I need to use
$u=x+y,\ v=x^2+y^2$
to find $I=\int_D x+y\ dxdy$ where $D=\{ (x,y)\ :\ x^2+y^2=1, y\geq 0\}$.
I think the region for the $u-v$ plane is the rectangle $\{(u,v)\ :\ -1\leq u\leq \frac{1}{\sqrt{2}},0\leq v\leq 1\}$ but i'm having trouble finding the jacobian.

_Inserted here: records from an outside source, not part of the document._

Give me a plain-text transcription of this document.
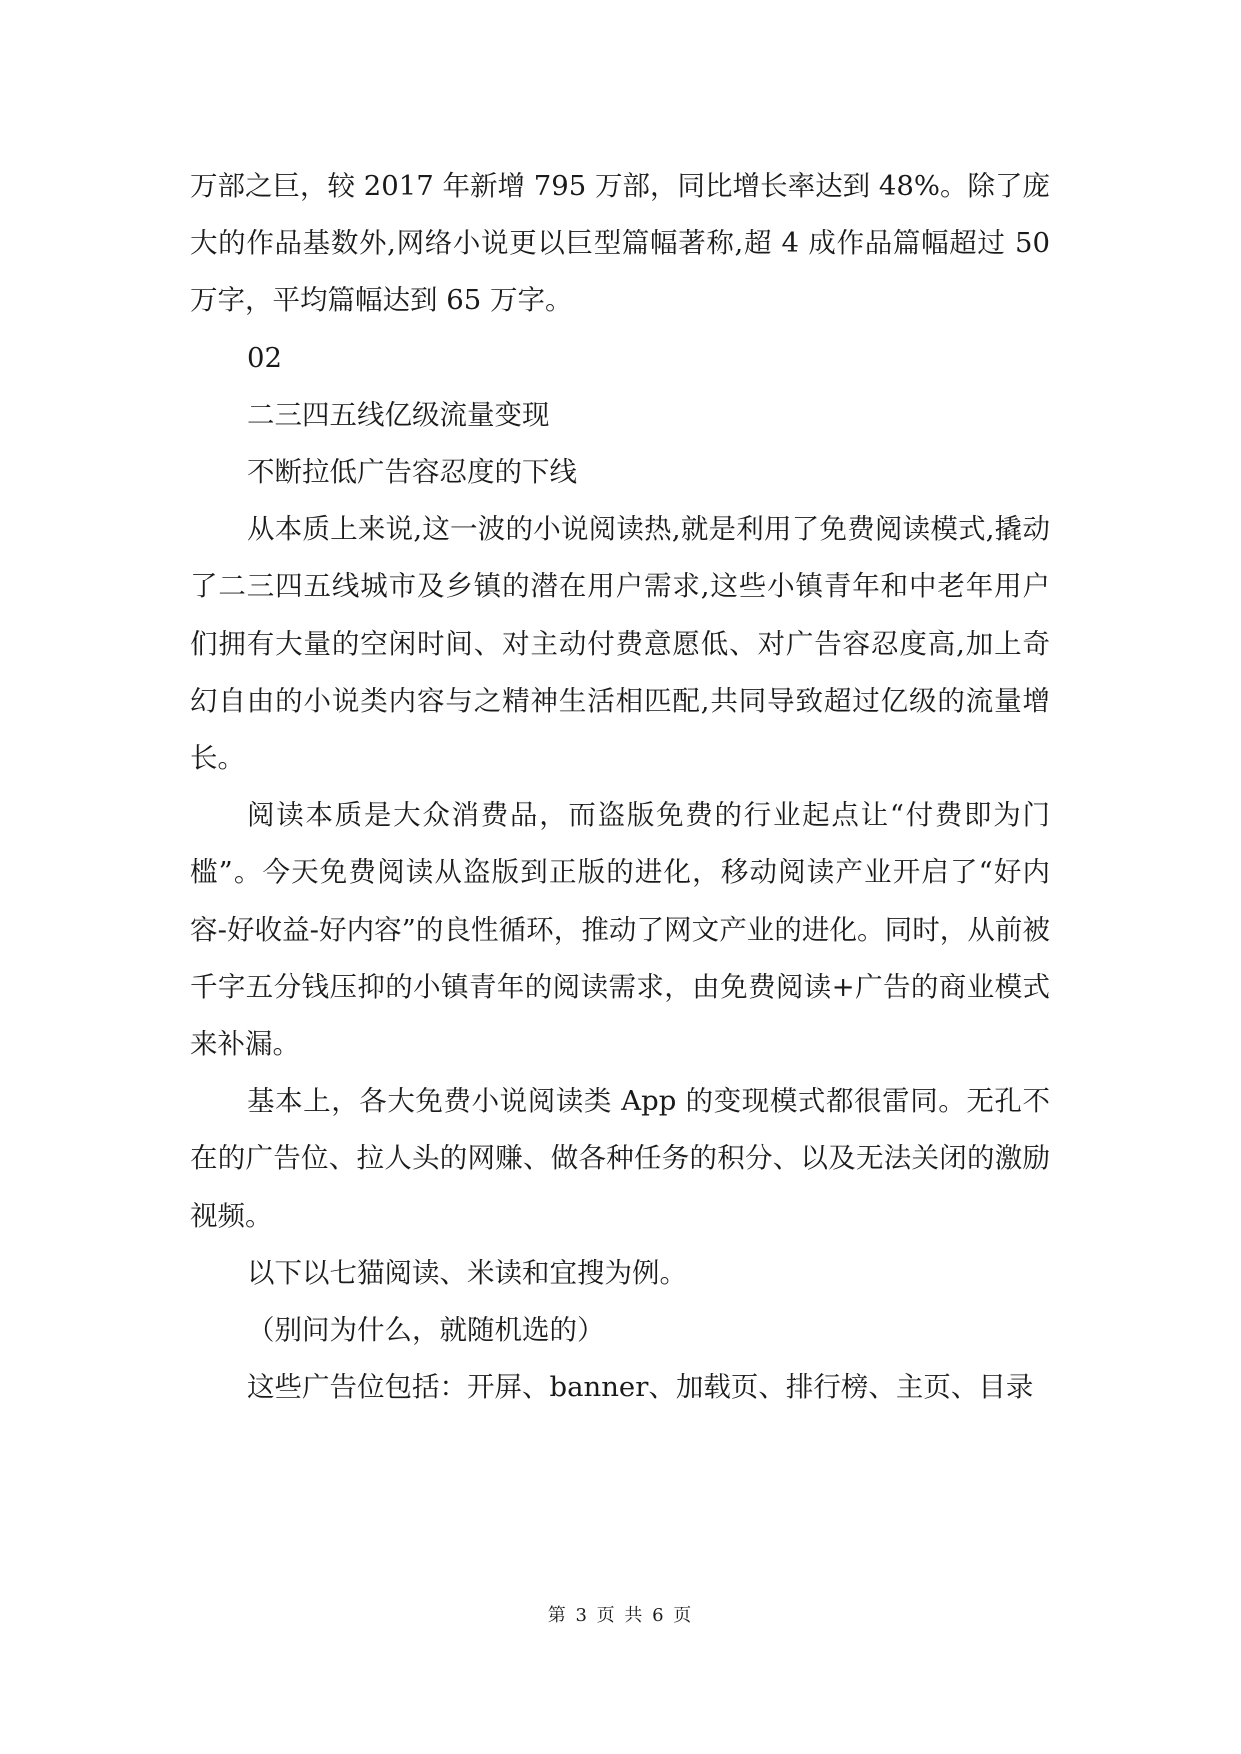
万部之巨，较 2017 年新增 795 万部，同比增长率达到 48%。除了庞大的作品基数外,网络小说更以巨型篇幅著称,超 4 成作品篇幅超过 50 万字，平均篇幅达到 65 万字。

02

二三四五线亿级流量变现

不断拉低广告容忍度的下线

从本质上来说,这一波的小说阅读热,就是利用了免费阅读模式,撬动了二三四五线城市及乡镇的潜在用户需求,这些小镇青年和中老年用户们拥有大量的空闲时间、对主动付费意愿低、对广告容忍度高,加上奇幻自由的小说类内容与之精神生活相匹配,共同导致超过亿级的流量增长。

阅读本质是大众消费品，而盗版免费的行业起点让“付费即为门槛”。今天免费阅读从盗版到正版的进化，移动阅读产业开启了“好内容-好收益-好内容”的良性循环，推动了网文产业的进化。同时，从前被千字五分钱压抑的小镇青年的阅读需求，由免费阅读+广告的商业模式来补漏。

基本上，各大免费小说阅读类 App 的变现模式都很雷同。无孔不在的广告位、拉人头的网赚、做各种任务的积分、以及无法关闭的激励视频。

以下以七猫阅读、米读和宜搜为例。

（别问为什么，就随机选的）

这些广告位包括：开屏、banner、加载页、排行榜、主页、目录

第 3 页 共 6 页
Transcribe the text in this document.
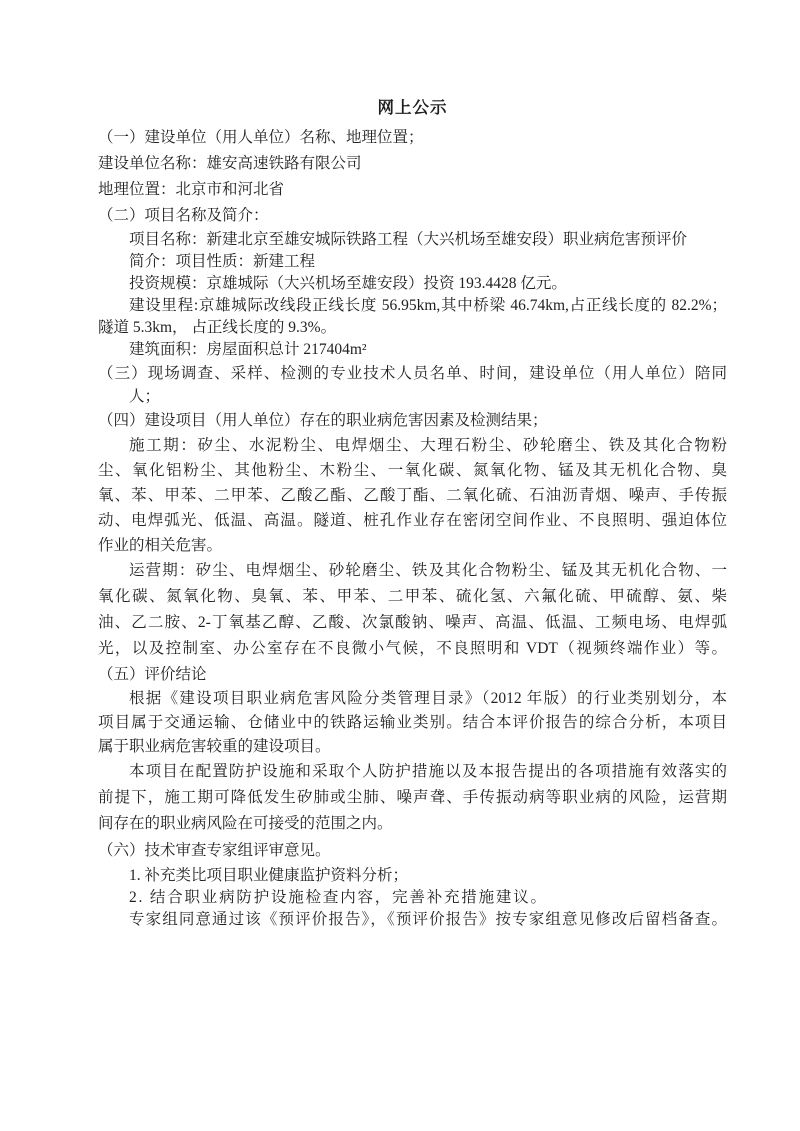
网上公示
（一）建设单位（用人单位）名称、地理位置；
建设单位名称：雄安高速铁路有限公司
地理位置：北京市和河北省
（二）项目名称及简介：
项目名称：新建北京至雄安城际铁路工程（大兴机场至雄安段）职业病危害预评价
简介：项目性质：新建工程
投资规模：京雄城际（大兴机场至雄安段）投资 193.4428 亿元。
建设里程:京雄城际改线段正线长度 56.95km,其中桥梁 46.74km,占正线长度的 82.2%；
隧道 5.3km， 占正线长度的 9.3%。
建筑面积：房屋面积总计 217404m²
（三）现场调查、采样、检测的专业技术人员名单、时间，建设单位（用人单位）陪同
人；
（四）建设项目（用人单位）存在的职业病危害因素及检测结果；
施工期：矽尘、水泥粉尘、电焊烟尘、大理石粉尘、砂轮磨尘、铁及其化合物粉
尘、氧化铝粉尘、其他粉尘、木粉尘、一氧化碳、氮氧化物、锰及其无机化合物、臭
氧、苯、甲苯、二甲苯、乙酸乙酯、乙酸丁酯、二氧化硫、石油沥青烟、噪声、手传振
动、电焊弧光、低温、高温。隧道、桩孔作业存在密闭空间作业、不良照明、强迫体位
作业的相关危害。
运营期：矽尘、电焊烟尘、砂轮磨尘、铁及其化合物粉尘、锰及其无机化合物、一
氧化碳、氮氧化物、臭氧、苯、甲苯、二甲苯、硫化氢、六氟化硫、甲硫醇、氨、柴
油、乙二胺、2-丁氧基乙醇、乙酸、次氯酸钠、噪声、高温、低温、工频电场、电焊弧
光，以及控制室、办公室存在不良微小气候，不良照明和 VDT（视频终端作业）等。
（五）评价结论
根据《建设项目职业病危害风险分类管理目录》（2012 年版）的行业类别划分，本
项目属于交通运输、仓储业中的铁路运输业类别。结合本评价报告的综合分析，本项目
属于职业病危害较重的建设项目。
本项目在配置防护设施和采取个人防护措施以及本报告提出的各项措施有效落实的
前提下，施工期可降低发生矽肺或尘肺、噪声聋、手传振动病等职业病的风险，运营期
间存在的职业病风险在可接受的范围之内。
（六）技术审查专家组评审意见。
1. 补充类比项目职业健康监护资料分析；
2. 结合职业病防护设施检查内容，完善补充措施建议。
专家组同意通过该《预评价报告》，《预评价报告》按专家组意见修改后留档备查。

When finding the jacobian I used that $\frac{\partial y,x}{\partial u,v} =1/\frac{\partial u,v}{\partial x,y} $ and found that it's $\frac{1}{2\sqrt{2v-u^2}}$ though I'm having trouble computing the integral still when i put into the change of coordinate formula. And for the region I used a sketch.
Best Answer
Defining
$$ f :(x,y) \to (x+y,x^2+y^2)$$
$$ \nabla f(x,y)=\begin{pmatrix} 1 & 1\\ 2x & 2y \end{pmatrix}$$
$$J_f(x,y)=(1-2y)-(1-2x)=2(x-y) $$
So $f$ is a bijection from $D$ to $D'=[-1,\sqrt2]\times\{1\}- \{ x(u,v)=y (u,v)\}$
So once you have the expression of $$ x(u,v) \\ y(u,v) $$
Put in $J_f$,invert it and then :
Your integral is :
$$ I=\int_{D'}(x(u,v)+y(u,v))|J_f^{-1}(u,v)|dudv $$